Curiously, Ellsberg had first-hand knowledge of perhaps the biggest lie of Vietnam. On Aug. 4, 1964, Ellsberg, a Harvard graduate and former marine officer, began working at the Pentagon. That day, cables were received from U.S. warships in the Gulf of Tonkin, claiming that the North Vietnamese had fired on them. Within hours, however, another cable arrived saying that “all previous cables are in question.”

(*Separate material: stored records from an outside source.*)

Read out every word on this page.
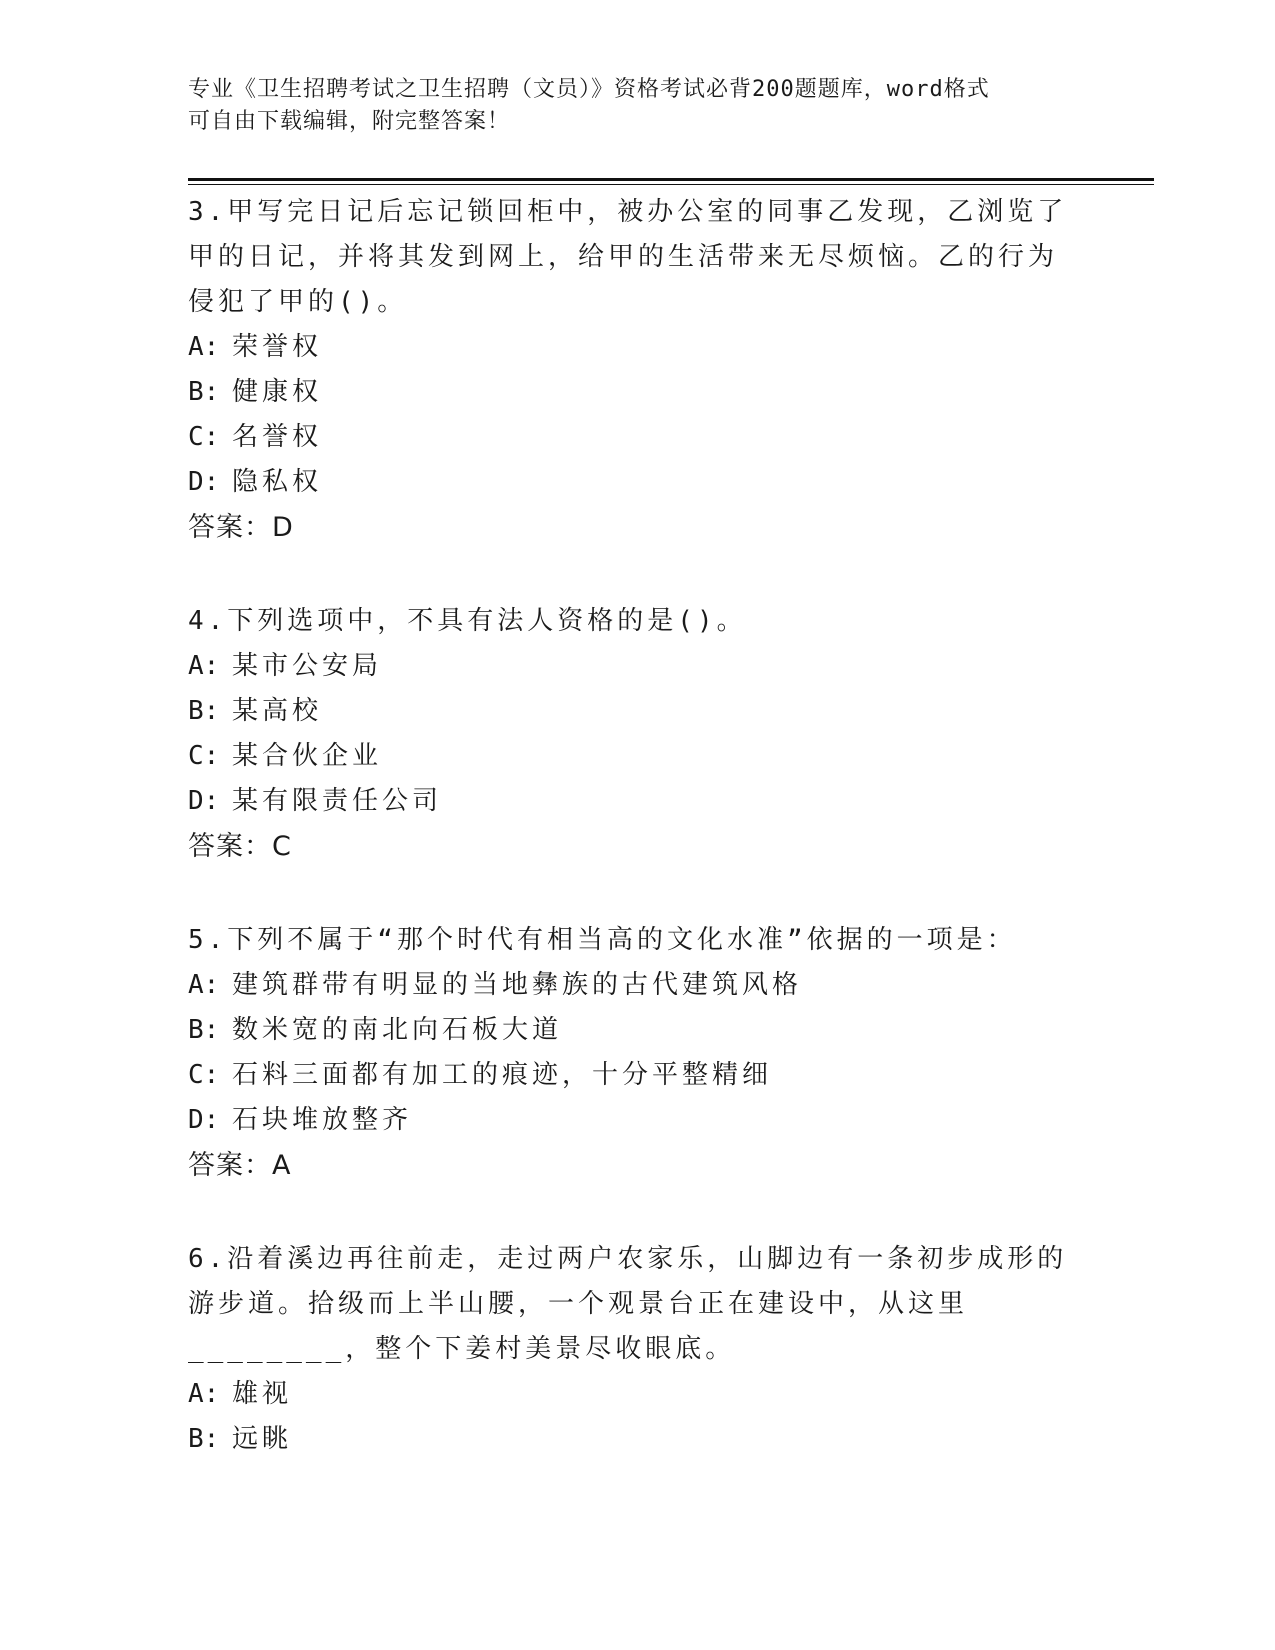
专业《卫生招聘考试之卫生招聘（文员）》资格考试必背200题题库，word格式
可自由下载编辑，附完整答案！

3.甲写完日记后忘记锁回柜中，被办公室的同事乙发现，乙浏览了甲的日记，并将其发到网上，给甲的生活带来无尽烦恼。乙的行为侵犯了甲的()。

A: 荣誉权

B: 健康权

C: 名誉权

D: 隐私权

答案：D

4.下列选项中，不具有法人资格的是()。

A: 某市公安局

B: 某高校

C: 某合伙企业

D: 某有限责任公司

答案：C

5.下列不属于“那个时代有相当高的文化水准”依据的一项是：

A: 建筑群带有明显的当地彝族的古代建筑风格

B: 数米宽的南北向石板大道

C: 石料三面都有加工的痕迹，十分平整精细

D: 石块堆放整齐

答案：A

6.沿着溪边再往前走，走过两户农家乐，山脚边有一条初步成形的游步道。拾级而上半山腰，一个观景台正在建设中，从这里________，整个下姜村美景尽收眼底。

A: 雄视

B: 远眺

As it turned out, the so-called “attacks” were likely radar malfunctions. (LBJ even joked, “For all I know, our Navy was shooting at whales.”) In 2005, a National Security Agency report stated, “It is not simply that there is a different story as to what happened; it is that no attack happened.”
And yet, on Aug. 7, Congress passed the Tonkin Gulf Resolution, giving LBJ authorization to use military force in Southeast Asia. (Eight years ago tomorrow, Congress authorized George Bush to invade Iraq, proving the lessons of Vietnam had been sadly forgotten.)
Faced with a painful moral dilemma, in 1969 Ellsberg decided to sneak the incriminating files out of RAND and photocopy the approximately 7,000 documents. For a year and a half, he tried to get Congressional leaders to hold hearings, but to no avail. Finally, he went to the press. On the morning of June 13, 1971, a shocked nation read portions of the Pentagon Papers on the front page of the New York Times.
“The Most Dangerous Man in America” plays like a political thriller. Among the highlights (or lowlights) are that JFK sent troops to Vietnam in violation of the Geneva Accords; that LBJ, while campaigning as the “peace candidate” in 1964, planned to widen the war; and that Richard Nixon secretly bombed Cambodia and Laos and contemplated nuking Vietnam. (On the audio we hear Nixon bark at Henry Kissinger, “Are you afraid to drop a nuclear bomb on these people?”)
Paranoid about intelligence leaks, Nixon orchestrated the aptly named “plumbers,” a clandestine operation that wiretapped Ellsberg’s phone and broke into his psychiatrist’s office (and later, the Watergate Hotel).
Due to gross governmental misconduct and illegal evidence gathering (and offering Ellsberg’s trial judge the directorship of the FBI) on May 11, 1973, all charges against Ellsberg were dismissed. On Aug. 9, 1974, Nixon resigned in disgrace, and in April 1975, the Vietnam War finally ended. And so concluded one of the darkest chapters in American history.
In retrospect, among the more disturbing revelations in the Pentagon Papers was the CIA coordination of the assassination of Ngo Dinh Diem, our handpicked dictator in South Vietnam. This was just one example of our “dancing with dictators,” a list that includes Norriega, the Shah of Iran and Saddam Hussein, to name but a few.
Even Tea Partier Glenn Beck deciphers the downside of dealing with despots. (Alliteration, anyone?) Shortly after 9/11, Beck commented, “Did we deserve to be attacked? No! Were we minding our own business? No. Were we in bed with dictators? Yes! Does that cause problems. Yes!” (To which I respond, is it weird to be agreeing with Glenn Beck? Yes!)
“The Most Dangerous Man in America,” directed by Judith Ehrlich and Rick Goldsmith, and narrated by Daniel Ellsberg, is online through Oct. 27 at www.pbs.org. For fans of the show, I apologize because I have no idea when the next “Dancing with the Stars” airs.